La tempête économique qui secoue le monde n’épargne pas la Bretagne. Selon l’édition 2025 de l’Observatoire du Commerce Indépendant publié par Ankorstore, les commerçants bretons affichent un moral en berne : près d’un sur deux juge sa situation « tendue » et un quart d’entre eux la qualifie de « vraiment difficile ». Malgré une fidélité manifeste des consommateurs locaux, l’inflation persistante, la baisse du pouvoir d’achat et les tensions internationales fragilisent le commerce de proximité, pourtant pilier de la vie économique et sociale des villes et villages bretons.
Pouvoir d’achat en recul, consommation en repli
Les Bretons ne se font guère d’illusions : 50 % d’entre eux estiment que leur pouvoir d’achat a reculé en 2025. Résultat, les habitudes de consommation évoluent : 84 % des habitants reconnaissent avoir modifié leur comportement d’achat, en consommant moins (52 %) ou en recherchant les prix les plus bas (32 %). Une tendance qui pèse lourdement sur les petits commerces, déjà confrontés à la hausse continue de leurs charges.
Malgré les contraintes économiques, les Bretons restent attachés à leurs commerces de proximité. 77 % les fréquentent régulièrement, et 59 % continueraient à les privilégier à prix égal. Mais l’équation se complique lorsque la grande distribution, voire le e-commerce, propose des tarifs plus avantageux. D’autant plus que 51 % des commerçants signalent une recrudescence des fermetures de boutiques en centre-ville, un phénomène en forte hausse par rapport à 2023.

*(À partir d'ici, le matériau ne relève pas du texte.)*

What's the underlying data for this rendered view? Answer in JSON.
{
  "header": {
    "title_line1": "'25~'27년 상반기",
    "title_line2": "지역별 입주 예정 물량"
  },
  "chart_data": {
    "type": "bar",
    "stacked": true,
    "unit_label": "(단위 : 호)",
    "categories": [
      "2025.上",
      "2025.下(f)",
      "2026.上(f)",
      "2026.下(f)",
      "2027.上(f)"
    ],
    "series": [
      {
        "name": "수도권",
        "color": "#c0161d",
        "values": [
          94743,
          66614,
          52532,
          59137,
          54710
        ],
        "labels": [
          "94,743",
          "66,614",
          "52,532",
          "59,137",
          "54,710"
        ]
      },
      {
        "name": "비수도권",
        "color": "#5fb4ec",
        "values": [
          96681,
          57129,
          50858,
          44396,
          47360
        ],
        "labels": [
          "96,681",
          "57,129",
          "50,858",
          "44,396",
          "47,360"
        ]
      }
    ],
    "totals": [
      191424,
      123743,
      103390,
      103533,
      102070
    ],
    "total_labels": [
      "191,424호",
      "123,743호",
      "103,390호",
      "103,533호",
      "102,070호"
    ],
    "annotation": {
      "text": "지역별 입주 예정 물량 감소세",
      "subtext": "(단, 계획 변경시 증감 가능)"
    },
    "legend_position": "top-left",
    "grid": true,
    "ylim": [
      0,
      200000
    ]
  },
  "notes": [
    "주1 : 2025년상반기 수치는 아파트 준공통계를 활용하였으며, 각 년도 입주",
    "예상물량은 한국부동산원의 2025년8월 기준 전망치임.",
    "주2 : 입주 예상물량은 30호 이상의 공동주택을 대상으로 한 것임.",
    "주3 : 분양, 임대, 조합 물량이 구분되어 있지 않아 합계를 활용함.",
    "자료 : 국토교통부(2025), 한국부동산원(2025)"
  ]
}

Des commerçants en résistance, mais en alerte
Face à la hausse des coûts, 47 % des commerçants bretons ont été contraints d’augmenter leurs prix en 2024. Un quart prévoit de faire de même en 2025. Si certains parviennent à tirer leur épingle du jeu — 35 % déclarent un chiffre d’affaires supérieur à celui de l’année précédente — la majorité reste sous pression. La rentabilité diminue, la capacité d’investissement s’amenuise, et l’incertitude s’installe.
La conjoncture mondiale s’invite également dans les bilans. La guerre commerciale engagée par les États-Unis commence à produire ses effets : 41 % des commerçants bretons affirment en ressentir déjà les conséquences. En réaction, 59 % envisagent de privilégier les circuits d’approvisionnement européens, plus stables et plus proches.
Même logique côté consommateurs : 68 % des Bretons affirment vouloir acheter en priorité des produits français (44 %) ou européens (24 %), et rejettent de plus en plus les marques venues d’Asie ou d’Amérique.
Un appel au soutien politique et citoyen
Pour Nicolas d’Audiffret, PDG d’Ankorstore, ces chiffres sont un signal d’alarme : « Le commerce indépendant est au cœur de nos villes, de notre lien social, de notre économie. Il est temps que les décideurs prennent conscience de son rôle vital. » D’autant plus que 98 % des commerçants bretons estiment participer à la redynamisation des centres-villes. Mais ils attendent un soutien réel, et non des discours creux : 73 % réclament des mesures concrètes de la part des pouvoirs publics.
La Bretagne commerciale est à un tournant. Entre résilience et épuisement, les indépendants s’efforcent de maintenir le cap. Ils pourront encore le faire si, à la fidélité des consommateurs, s’ajoute une volonté politique forte de réinvestir dans le tissu économique local. Faute de quoi, les vitrines qui éclairent nos rues pourraient continuer à s’éteindre les unes après les autres.